ROCÍO FIALLEGA (SemMéxico, Ciudad de México). La muerte llama a los pasos de los otros y no sabemos si los propios van hacia el final o sólo a ciertos abismos. La vida se reconstruye. No hay momento del día en que se pierda esa convivencia vida-muerte, porque es la síntesis de cada uno de nuestros actos. La mañana promete y es nuestro deber hacer cumplir el día, ya en la noche: los sueños son el reducto de nuestros miedos, pasiones y arquetipos.
Escucho el oleaje, mejor conocido como la respiración de Dios, imagino lo que me dice el Uno, siempre más que la suma de sus partes, observo el atardecer porque el día me angustia y la noche me inquieta.
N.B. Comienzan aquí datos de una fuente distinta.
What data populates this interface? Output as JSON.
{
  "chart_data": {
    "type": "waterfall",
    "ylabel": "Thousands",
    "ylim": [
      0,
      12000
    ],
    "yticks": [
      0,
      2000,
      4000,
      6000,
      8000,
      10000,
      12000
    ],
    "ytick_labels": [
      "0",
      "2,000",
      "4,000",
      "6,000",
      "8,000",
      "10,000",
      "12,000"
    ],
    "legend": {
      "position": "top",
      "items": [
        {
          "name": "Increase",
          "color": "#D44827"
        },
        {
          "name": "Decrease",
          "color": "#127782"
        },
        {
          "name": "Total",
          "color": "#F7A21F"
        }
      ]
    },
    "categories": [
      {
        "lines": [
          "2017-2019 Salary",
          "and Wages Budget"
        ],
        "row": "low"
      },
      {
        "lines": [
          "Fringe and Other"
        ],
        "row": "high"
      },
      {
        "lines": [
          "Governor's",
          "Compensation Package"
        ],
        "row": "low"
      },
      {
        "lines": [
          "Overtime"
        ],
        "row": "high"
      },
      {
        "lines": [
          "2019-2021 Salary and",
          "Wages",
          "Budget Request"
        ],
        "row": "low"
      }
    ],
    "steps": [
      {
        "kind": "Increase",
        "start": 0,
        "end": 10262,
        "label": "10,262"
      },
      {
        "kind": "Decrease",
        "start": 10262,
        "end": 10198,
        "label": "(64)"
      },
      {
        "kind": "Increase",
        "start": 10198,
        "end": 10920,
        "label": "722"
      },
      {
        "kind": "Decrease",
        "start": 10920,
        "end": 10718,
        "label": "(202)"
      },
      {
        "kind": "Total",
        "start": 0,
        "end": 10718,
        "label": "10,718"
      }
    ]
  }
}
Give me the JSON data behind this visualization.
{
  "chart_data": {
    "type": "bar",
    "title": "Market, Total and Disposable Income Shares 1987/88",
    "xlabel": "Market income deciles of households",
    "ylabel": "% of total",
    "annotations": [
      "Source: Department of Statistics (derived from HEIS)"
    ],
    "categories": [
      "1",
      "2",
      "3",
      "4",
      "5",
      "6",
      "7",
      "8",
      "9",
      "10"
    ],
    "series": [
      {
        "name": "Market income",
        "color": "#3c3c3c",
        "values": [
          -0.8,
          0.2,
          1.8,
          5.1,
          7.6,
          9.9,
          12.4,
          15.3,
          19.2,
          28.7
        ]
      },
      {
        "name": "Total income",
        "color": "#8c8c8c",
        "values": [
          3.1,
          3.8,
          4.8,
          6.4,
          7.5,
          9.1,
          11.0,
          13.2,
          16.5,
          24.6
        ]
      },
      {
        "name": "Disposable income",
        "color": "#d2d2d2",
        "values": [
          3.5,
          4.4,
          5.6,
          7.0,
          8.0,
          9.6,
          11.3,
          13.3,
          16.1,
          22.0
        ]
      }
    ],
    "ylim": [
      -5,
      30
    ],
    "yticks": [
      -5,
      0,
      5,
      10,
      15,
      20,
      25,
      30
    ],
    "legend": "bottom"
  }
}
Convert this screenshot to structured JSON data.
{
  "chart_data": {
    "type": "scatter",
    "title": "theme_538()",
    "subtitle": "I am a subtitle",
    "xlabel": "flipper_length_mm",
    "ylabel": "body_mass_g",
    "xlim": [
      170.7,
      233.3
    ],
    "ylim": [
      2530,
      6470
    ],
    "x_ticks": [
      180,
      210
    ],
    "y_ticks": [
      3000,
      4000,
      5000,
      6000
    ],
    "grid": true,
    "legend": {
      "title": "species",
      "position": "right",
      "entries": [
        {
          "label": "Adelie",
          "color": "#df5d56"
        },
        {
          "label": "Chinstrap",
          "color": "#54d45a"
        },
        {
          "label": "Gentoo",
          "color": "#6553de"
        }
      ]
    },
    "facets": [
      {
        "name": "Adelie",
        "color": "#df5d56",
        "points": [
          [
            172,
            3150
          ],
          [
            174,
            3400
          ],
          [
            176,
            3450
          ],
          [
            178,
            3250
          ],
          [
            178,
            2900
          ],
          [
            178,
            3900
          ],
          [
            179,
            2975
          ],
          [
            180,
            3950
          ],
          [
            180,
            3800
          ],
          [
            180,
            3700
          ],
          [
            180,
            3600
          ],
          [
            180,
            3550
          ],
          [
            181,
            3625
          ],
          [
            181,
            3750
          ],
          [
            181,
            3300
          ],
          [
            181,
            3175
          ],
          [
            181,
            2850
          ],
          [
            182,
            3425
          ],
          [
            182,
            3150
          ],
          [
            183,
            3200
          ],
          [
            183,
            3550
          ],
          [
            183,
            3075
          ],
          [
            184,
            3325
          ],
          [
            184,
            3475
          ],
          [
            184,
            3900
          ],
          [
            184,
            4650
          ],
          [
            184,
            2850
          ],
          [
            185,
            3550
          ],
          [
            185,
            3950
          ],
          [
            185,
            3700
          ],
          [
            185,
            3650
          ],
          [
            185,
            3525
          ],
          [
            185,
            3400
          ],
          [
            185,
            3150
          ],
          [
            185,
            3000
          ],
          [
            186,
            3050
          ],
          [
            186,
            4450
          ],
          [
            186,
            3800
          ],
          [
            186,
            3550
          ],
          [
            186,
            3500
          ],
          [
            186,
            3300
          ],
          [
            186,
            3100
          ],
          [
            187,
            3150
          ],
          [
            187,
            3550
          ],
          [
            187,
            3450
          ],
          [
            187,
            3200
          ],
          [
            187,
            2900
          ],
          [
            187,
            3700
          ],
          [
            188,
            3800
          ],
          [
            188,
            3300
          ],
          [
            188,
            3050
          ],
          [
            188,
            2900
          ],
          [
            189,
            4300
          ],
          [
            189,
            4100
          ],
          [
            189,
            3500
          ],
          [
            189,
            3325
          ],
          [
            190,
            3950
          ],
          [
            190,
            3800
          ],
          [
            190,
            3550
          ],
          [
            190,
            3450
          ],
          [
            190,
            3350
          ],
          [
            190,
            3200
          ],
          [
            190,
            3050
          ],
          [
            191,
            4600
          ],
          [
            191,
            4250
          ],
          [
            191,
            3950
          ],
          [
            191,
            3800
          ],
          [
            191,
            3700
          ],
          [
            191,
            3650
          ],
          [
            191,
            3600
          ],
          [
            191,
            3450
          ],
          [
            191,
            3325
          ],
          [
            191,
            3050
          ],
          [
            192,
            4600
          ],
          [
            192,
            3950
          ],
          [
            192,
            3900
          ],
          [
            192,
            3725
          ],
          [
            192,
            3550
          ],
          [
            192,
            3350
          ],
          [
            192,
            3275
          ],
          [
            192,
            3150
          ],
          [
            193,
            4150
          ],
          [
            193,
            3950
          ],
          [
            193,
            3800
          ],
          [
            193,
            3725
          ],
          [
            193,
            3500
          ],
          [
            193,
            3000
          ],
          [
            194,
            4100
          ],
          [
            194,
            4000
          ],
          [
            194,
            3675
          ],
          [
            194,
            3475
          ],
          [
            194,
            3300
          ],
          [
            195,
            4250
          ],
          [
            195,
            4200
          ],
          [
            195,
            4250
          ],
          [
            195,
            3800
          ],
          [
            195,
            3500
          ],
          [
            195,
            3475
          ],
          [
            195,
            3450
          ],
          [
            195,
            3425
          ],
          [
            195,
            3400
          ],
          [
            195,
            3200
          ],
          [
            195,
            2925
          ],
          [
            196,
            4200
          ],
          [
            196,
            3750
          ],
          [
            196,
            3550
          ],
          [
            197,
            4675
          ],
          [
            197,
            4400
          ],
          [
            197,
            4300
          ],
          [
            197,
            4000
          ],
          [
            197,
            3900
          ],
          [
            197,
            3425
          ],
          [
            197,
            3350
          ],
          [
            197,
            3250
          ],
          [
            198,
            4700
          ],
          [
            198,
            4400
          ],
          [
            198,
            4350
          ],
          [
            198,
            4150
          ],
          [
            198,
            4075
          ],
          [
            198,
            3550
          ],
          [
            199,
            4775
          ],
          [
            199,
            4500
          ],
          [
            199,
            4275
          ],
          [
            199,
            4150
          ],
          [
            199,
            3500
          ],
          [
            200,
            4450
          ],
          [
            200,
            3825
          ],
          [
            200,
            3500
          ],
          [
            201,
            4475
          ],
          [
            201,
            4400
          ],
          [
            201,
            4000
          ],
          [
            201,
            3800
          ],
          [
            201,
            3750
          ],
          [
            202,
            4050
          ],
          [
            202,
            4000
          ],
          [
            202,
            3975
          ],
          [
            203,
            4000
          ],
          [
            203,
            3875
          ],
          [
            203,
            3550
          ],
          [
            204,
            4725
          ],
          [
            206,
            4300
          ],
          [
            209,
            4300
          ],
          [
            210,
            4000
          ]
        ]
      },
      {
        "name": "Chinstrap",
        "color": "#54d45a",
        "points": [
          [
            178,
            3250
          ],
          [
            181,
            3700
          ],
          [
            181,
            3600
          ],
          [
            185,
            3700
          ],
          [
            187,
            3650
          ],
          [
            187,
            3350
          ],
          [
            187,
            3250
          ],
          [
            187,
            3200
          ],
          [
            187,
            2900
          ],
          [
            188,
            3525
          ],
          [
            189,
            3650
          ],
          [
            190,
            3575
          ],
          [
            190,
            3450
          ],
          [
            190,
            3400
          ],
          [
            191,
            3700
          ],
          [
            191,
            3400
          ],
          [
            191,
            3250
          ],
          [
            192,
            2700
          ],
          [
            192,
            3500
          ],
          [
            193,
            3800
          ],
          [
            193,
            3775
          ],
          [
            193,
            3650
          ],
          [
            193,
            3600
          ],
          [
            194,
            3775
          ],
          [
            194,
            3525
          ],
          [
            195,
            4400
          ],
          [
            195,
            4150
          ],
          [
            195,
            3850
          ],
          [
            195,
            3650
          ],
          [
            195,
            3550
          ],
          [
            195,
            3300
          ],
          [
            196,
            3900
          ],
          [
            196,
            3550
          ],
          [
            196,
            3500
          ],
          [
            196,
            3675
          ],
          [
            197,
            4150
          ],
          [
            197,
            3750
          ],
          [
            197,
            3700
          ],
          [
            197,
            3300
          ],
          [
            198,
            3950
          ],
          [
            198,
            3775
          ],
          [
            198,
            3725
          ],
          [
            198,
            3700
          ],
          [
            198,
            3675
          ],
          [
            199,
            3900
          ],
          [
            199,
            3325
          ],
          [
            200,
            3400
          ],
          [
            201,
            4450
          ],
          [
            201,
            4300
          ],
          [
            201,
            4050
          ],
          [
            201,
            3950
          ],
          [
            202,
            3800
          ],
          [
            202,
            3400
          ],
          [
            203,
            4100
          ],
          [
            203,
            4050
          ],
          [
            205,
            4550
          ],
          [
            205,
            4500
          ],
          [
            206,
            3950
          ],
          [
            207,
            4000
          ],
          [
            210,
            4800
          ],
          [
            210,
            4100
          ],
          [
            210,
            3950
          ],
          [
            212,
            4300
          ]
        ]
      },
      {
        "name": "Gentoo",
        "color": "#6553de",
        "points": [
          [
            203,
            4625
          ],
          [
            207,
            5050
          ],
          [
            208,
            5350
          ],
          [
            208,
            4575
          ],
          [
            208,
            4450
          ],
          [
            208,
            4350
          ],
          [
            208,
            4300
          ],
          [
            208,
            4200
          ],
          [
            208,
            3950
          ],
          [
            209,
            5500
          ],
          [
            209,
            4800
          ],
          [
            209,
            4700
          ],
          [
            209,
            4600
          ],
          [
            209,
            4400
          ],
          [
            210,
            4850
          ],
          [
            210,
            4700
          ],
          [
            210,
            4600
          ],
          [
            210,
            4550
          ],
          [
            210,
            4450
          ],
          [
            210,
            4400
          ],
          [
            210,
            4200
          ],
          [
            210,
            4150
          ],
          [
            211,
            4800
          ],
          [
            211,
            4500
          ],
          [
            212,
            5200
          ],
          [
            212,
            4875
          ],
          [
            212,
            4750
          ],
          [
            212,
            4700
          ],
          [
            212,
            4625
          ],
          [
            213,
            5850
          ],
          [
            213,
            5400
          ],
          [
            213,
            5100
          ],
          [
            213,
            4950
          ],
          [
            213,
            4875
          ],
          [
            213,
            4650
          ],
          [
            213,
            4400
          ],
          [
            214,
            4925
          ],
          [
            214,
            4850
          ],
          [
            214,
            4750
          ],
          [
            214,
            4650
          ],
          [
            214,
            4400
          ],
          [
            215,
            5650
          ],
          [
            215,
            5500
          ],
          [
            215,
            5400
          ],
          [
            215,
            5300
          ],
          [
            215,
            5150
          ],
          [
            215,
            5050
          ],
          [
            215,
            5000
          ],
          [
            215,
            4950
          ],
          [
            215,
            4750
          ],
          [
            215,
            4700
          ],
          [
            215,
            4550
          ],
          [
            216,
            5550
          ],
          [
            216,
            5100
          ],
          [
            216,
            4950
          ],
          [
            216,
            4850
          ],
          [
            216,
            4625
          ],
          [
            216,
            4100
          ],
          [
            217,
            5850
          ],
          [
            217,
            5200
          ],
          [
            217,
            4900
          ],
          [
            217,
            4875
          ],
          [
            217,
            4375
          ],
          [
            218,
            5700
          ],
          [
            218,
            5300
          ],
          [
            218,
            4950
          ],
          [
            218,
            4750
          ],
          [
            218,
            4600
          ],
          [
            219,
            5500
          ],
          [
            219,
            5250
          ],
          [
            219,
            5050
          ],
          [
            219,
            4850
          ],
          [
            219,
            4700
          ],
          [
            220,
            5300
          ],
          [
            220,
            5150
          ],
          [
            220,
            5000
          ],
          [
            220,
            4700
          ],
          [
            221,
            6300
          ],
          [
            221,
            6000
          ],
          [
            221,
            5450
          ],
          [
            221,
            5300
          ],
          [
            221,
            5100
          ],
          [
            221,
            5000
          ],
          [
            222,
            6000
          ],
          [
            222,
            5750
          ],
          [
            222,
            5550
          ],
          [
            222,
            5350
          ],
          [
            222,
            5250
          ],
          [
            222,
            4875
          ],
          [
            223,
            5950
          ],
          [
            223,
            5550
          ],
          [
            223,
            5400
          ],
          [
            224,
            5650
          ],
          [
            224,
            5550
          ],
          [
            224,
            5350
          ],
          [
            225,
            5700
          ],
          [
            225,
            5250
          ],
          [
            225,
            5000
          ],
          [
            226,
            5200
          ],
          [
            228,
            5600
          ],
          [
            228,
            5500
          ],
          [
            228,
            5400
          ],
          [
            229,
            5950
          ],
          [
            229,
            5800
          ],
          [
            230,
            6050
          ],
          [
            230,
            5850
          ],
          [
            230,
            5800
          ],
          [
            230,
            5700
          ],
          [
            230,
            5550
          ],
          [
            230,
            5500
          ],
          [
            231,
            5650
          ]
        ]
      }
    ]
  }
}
En ese momento de la tarde mi alma se reconcilia.
Conectada a la tierra y al cielo, puedo viajar en una esfera que es mi morada, como diría la doctora de la Iglesia, pero la posición de mi boca todavía no alcanza el éxtasis, debajo de mis párpados están mis ojos abiertos hacia el interior, quiero mirar el cielo, abrir mi pecho a la experiencia de la luz.
Dijo el poeta que somos polvo enamorado, y la estrella de la mañana ilumina esa misma materia que nos configura, polvo de estrella, estremecimiento del temblor que la acerca a mis pupilas, ya puedo verla adentro de mí.
No existe la violencia de la ruptura, es un continuo infinito lleno de lealtades, decisiones, dolores, promesas, alegrías y nostalgias que se acumulan en lo que llamamos destino, por eso encuentro en la reconciliación la señal del camino.
Elevé el ancla y luego inicié el vuelo, tuve el permiso y la convicción para esta travesía: Soy una vasija, soy una herramienta, soy una montaña, soy el agua, intuyo el propósito, ahora soy el universo, no hay muerte ni dolor, sólo la fuente primordial, aquí está mi Dios, soy Dios.